In re the Marriage of Czarnecki ( 2021 )


Menu:
  •                     IN THE COURT OF APPEALS OF IOWA
    No. 20-0855
    Filed November 23, 2021
    IN RE THE MARRIAGE OF DAVID CZARNECKI
    AND TERESA CZARNECKI
    Upon the Petition of
    DAVID CZARNECKI,
    Petitioner-Appellee,
    And Concerning
    TERESA CZARNECKI,
    Respondent-Appellant.
    ________________________________________________________________
    Appeal from the Iowa District Court for Harrison County, Margaret Popp
    Reyes, Judge.
    Teresa Czarnecki appeals the financial provisions of the decree dissolving
    her marriage to David Czarnecki. AFFIRMED AS MODIFIED.
    Maura Sailer of Reimer, Lohman, Reitz, Sailer & Ullrich, Denison, for
    appellant.
    Shannon Simpson and Ryan J. Muldoon of Simpson Legal Group, LLC,
    Council Bluffs, for appellee.
    Heard by Bower, C.J., and Vaitheswaran and Badding, JJ.
    2
    VAITHESWARAN, Judge.
    Teresa and David Czarnecki divorced after twenty-one years of marriage.
    On appeal, Teresa challenges the financial provisions of the dissolution of
    marriage decree.
    I.     Spousal Support
    Teresa requested “traditional spousal support of $1500 per month.” See In
    re Marriage of Gust, 
    858 N.W.2d 402
    , 407 (Iowa 2015) (“The purpose of a
    traditional or permanent alimony award is to provide the receiving spouse with
    support comparable to what he or she would receive if the marriage continued.”).

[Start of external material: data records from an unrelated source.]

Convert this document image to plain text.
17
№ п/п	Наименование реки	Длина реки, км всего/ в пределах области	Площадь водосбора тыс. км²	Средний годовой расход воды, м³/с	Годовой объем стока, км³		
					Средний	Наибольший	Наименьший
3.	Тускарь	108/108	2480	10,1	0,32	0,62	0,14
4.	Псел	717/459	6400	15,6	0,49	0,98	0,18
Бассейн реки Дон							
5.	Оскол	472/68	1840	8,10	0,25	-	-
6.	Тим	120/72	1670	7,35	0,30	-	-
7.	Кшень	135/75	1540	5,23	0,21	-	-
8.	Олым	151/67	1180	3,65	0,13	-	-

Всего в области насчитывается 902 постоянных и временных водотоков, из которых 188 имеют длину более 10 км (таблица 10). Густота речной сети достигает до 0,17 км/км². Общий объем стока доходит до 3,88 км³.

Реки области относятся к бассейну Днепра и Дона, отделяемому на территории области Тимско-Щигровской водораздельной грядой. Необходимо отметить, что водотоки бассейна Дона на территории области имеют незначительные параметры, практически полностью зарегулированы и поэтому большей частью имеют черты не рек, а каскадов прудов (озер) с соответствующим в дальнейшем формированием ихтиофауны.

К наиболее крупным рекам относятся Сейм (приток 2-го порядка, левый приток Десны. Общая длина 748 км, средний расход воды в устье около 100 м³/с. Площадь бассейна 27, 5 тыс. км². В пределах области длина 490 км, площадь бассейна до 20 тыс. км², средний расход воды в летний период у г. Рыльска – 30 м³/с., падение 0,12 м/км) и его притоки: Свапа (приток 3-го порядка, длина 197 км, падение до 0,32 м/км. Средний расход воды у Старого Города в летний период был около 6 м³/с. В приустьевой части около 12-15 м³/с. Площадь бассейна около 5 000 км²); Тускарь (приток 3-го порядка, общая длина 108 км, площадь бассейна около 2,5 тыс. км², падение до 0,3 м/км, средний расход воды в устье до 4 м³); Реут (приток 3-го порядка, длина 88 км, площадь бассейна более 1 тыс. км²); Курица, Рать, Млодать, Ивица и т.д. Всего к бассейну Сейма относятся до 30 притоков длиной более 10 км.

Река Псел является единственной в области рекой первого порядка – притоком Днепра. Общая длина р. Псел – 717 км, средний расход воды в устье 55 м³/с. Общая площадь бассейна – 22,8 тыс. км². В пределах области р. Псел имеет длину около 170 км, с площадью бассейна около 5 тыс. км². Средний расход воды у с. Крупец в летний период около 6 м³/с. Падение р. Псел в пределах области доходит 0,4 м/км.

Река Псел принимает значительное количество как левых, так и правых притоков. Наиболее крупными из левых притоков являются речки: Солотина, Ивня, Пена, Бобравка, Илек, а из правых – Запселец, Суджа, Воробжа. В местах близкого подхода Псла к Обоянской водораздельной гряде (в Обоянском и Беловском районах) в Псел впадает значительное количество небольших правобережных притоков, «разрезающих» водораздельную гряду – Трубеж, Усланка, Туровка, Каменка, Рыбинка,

    The district court denied the request. The court reasoned:
    While David and Teresa’s marriage of 20 years meets this
    durational threshold for traditional alimony, the evidence at trial
    shows that Teresa worked throughout the marriage, obtained a
    college degree during the marriage, and is now working full-time.
    Teresa is capable of self-support making traditional support not
    applicable under the facts presented at trial.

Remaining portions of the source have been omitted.